Tools fail. Networks time out, inputs are malformed, business rules block operations. How a tool communicates failure determines whether the agent recovers gracefully or goes off the rails. This lesson covers MCP's isError contract, error categories, and what subagents should propagate vs handle locally.
The isError Flag
MCP tools communicate failure via the isError boolean in the response. When isError: true, Claude knows the call did not succeed and can decide how to recover. A generic "Operation failed" message in this case is useless — Claude can't distinguish a transient timeout (retry) from a permission failure (escalate) from a validation error (fix the input).
Error Categories
| Category | Example | Right action |
|---|---|---|
| Transient | Network timeout, rate limit | Retry with backoff |
| Validation | Bad input format, missing required field | Fix the input and retry |
| Business | Refund > policy limit, customer not verified | Escalate or follow alternate path; do NOT retry |
| Permission | Auth token expired, no scope for action | Escalate to human; do NOT retry blindly |
The Structured Error Response Pattern
{
"isError": true,
"errorCategory": "transient",
"isRetryable": true,
"failureType": "timeout",
"attemptedQuery": "…",
"partialResults": [],
"alternativeApproaches": ["try a broader query", "use document analysis"],
"description": "Search timed out after 30s.
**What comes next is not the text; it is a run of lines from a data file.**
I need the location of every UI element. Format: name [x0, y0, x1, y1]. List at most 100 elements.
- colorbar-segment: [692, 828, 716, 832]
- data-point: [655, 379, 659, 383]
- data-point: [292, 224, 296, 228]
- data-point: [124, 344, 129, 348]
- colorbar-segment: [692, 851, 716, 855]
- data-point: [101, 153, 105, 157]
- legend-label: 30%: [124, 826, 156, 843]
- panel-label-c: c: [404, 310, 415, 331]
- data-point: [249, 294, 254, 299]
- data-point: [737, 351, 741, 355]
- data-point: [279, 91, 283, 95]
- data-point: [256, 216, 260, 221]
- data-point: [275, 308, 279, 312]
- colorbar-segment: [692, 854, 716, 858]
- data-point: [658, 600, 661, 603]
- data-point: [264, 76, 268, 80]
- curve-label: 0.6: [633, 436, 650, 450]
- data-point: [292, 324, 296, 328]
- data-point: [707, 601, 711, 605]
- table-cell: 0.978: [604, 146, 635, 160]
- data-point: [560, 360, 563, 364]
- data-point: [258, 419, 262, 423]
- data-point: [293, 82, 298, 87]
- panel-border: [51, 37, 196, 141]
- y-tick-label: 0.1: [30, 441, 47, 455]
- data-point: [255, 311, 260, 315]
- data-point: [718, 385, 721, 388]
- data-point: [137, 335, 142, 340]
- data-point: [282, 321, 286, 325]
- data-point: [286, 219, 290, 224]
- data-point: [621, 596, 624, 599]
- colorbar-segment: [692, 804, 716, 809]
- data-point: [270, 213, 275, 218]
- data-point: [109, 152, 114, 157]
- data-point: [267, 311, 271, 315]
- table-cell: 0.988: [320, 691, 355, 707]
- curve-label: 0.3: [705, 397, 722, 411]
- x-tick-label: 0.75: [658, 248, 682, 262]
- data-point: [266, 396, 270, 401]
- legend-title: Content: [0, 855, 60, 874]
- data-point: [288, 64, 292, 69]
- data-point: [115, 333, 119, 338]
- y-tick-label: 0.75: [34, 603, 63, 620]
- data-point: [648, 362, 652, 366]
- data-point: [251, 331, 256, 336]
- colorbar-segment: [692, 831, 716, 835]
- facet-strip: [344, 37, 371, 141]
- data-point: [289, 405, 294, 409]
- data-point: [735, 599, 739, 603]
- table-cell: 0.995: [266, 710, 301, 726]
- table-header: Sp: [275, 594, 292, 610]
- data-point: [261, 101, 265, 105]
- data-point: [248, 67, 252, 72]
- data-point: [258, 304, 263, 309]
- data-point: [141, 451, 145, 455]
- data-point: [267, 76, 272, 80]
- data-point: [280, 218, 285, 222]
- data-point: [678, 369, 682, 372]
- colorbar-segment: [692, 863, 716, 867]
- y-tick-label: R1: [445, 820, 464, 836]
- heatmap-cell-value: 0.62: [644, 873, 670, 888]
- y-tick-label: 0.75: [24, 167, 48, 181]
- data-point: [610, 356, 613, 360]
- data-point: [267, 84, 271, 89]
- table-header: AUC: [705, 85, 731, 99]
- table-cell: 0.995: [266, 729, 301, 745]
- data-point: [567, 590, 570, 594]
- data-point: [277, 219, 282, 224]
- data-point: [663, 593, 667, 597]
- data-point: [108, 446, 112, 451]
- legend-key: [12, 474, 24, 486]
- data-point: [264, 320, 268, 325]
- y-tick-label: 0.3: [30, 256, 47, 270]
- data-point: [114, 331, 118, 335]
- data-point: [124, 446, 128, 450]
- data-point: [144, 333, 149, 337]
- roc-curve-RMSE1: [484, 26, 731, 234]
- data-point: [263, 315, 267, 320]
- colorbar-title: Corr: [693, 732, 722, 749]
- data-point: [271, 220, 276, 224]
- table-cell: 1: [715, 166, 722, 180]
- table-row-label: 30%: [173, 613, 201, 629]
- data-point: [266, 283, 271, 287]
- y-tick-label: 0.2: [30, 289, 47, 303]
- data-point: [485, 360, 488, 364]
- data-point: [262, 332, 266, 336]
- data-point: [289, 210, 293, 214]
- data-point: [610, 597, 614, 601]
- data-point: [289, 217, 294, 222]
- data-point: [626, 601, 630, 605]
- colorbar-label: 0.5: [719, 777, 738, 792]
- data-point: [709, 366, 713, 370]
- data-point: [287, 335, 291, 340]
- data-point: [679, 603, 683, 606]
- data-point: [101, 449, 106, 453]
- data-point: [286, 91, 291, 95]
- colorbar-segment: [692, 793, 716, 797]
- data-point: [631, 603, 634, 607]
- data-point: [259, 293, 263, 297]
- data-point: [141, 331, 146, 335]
Retry recommended."
}
The isRetryable flag explicitly encodes whether the model should try again. Including partialResults lets the model use what was returned even when the operation didn't complete fully. alternativeApproaches nudges the model toward valid recovery paths it might not have considered.
Access Failure vs Empty Result
This is a common confusion. A search tool that times out is an access failure — the data exists but couldn't be retrieved. A search tool that returns zero matches is a valid empty result — the operation succeeded, the answer is "nothing matched." These need different responses:
- Access failure:
isError: true,errorCategory: "transient",isRetryable: true. - Empty result:
isError: false,results: []. Not an error.
Subagent Error Propagation
Subagents should handle transient failures locally — if a search times out, retry once or twice with backoff. Only propagate errors to the coordinator that the subagent cannot resolve. When propagating, include partial results: even a half-completed analysis is more valuable to the coordinator than "subagent failed."
Skills to Develop
- Categorize tool errors into transient, validation, business, and permission types.
- Write error responses that include
isRetryable, partial results, and alternative approaches. - Distinguish access failure from valid empty results.
- Have subagents resolve transient errors locally; propagate only unresolvable failures.